Strategy 6: Leverage Technology and Automation
Finding return loads manually—checking multiple platforms, making phone calls, waiting for callbacks—is time-consuming. Technology can do much of this work for you.
Use AI Matching
Modern freight platforms use algorithms to match available capacity with posted loads. On Truckscanner, the AI matching system identifies loads compatible with your vehicle type, location, and preferences—then notifies you automatically. This surfaces opportunities you might miss through manual searching.
Enable WhatsApp Notifications
Getting load alerts directly to WhatsApp means you can respond from the cab without logging into platforms. Quick response wins loads. Truckscanner's Premium plan includes WhatsApp notifications with magic links that let you quote in 30 seconds, even while driving.
Maintain Updated Availability
The more accurately platforms know your current location, vehicle status, and availability, the better they can match you with relevant loads. Keep your profile current—shippers and AI systems use this information to find you.
Strategy 7: Analyse and Optimise Your Routes
Not all routes are equally profitable. Understanding your lane economics helps you focus on the routes where you can consistently find bidirectional freight.
Track Your Utilisation by Route
For each major route you serve, what's your typical loaded percentage? Routes where you consistently run empty on the return deserve either more attention (to find return loads) or less priority (in favour of better-balanced corridors).

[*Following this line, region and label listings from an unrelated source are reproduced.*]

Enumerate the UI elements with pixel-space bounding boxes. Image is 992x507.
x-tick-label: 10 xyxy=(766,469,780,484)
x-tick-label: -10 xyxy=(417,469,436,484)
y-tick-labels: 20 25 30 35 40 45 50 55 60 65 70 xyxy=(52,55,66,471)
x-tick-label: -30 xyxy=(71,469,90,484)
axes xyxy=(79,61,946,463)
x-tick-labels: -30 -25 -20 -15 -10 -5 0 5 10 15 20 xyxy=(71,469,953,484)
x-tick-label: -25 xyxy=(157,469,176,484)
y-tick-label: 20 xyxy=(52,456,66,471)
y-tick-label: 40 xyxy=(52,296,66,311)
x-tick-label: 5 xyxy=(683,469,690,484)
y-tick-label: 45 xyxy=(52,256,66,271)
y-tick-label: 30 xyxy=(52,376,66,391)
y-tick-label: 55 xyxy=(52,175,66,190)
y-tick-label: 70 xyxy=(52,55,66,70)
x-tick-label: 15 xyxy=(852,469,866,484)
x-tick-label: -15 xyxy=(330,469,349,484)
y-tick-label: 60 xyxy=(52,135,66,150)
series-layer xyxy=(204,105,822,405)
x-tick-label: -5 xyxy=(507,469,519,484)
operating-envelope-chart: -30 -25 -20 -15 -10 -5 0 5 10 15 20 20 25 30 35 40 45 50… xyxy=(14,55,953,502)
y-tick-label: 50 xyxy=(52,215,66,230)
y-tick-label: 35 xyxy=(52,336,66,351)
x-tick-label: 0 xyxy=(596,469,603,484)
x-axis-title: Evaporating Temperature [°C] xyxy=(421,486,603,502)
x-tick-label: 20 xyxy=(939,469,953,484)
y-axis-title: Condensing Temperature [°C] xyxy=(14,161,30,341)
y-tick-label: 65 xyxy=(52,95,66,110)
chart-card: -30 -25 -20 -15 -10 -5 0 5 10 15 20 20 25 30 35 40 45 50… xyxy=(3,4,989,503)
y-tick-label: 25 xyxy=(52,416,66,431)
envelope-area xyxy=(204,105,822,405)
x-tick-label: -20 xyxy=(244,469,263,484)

Calculate True Profitability
A high outbound rate on a route where you always run empty might be less profitable than a moderate rate on a route with reliable backhaul. Factor return loads into your route selection decisions.
Use Platform Analytics
Some platforms provide data on load availability and rate trends by route. Use this information to identify promising corridors and adjust your focus accordingly. Truckscanner Premium includes margin analytics that help you understand which routes and customers actually make you money.
Making It Work: Practical Next Steps
Reducing empty miles isn't a one-time fix—it's an ongoing operational discipline. Here's how to start:
This week: Calculate your current loaded percentage. How many of your total kilometres are generating revenue versus running empty? This baseline tells you how much opportunity exists.
This month: Set up alerts on freight platforms for your regular routes. Register on platforms that serve your key destinations. Get notifications flowing to your phone so you can respond quickly.
Ongoing: Before accepting any outbound load, check return options. Build this into your quoting process—evaluate the round-trip opportunity, not just the one-way rate. Track your progress and aim for continuous improvement in your utilisation percentage.
The carriers who run 85% loaded instead of 65% loaded aren't lucky—they're systematic. They plan returns before they leave, use platforms effectively, build relationships, and stay flexible. The same strategies are available to you.